Homology theory formulas for generalized Riemann-Hurwitz and generalized monoidal transformations

TL;DR

This paper develops generalized homology formulas extending classical Riemann-Hurwitz and monoidal transformation results, applicable to singular spaces and involving characteristic classes and cap product pairings.

Contribution

It introduces a homology-theoretic framework for generalized formulas related to branched coverings and monoidal transformations, including applications to singular varieties and characteristic classes.

Findings

Formulas expressed as cap product pairings in homology theory.

Applications to branched coverings and singular varieties.

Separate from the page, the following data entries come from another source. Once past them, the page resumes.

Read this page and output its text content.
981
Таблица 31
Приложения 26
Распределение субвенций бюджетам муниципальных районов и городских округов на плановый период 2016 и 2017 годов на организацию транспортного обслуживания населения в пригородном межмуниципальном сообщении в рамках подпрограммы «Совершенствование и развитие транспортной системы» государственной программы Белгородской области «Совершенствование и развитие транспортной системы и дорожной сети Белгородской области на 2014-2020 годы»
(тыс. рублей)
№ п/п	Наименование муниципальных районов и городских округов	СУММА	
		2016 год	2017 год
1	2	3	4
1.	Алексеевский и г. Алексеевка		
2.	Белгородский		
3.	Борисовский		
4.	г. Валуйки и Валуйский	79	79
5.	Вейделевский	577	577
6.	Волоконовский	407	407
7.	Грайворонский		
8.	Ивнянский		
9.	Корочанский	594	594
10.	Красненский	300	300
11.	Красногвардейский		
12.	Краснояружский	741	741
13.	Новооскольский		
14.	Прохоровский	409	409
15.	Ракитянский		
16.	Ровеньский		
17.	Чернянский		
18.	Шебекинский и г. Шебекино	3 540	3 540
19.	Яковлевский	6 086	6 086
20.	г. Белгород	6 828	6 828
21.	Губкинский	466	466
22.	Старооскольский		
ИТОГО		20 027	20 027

Connections to characteristic classes like Chern-Schwartz-MacPherson and L-classes.

Abstract

In the context of orientable circuits and subcomplexes of these as representing certain singular spaces, we consider characteristic class formulas generalizing those classical results as seen for the Riemann-Hurwitz formula for regulating the topology of branched covering maps and that for monoidal transformations which include the standard blowing-up process. Here the results are presented as cap product pairings, which will be elements of a suitable homology theory, rather than characteristic numbers as would be the case when taking Kronecker products once Poincar\'e duality is defined. We further consider possible applications and examples including branched covering maps, singular varieties involving virtual tangent bundles, the Chern-Schwartz-MacPherson class, the homology L-class, generalized signature, and the cohomology signature class.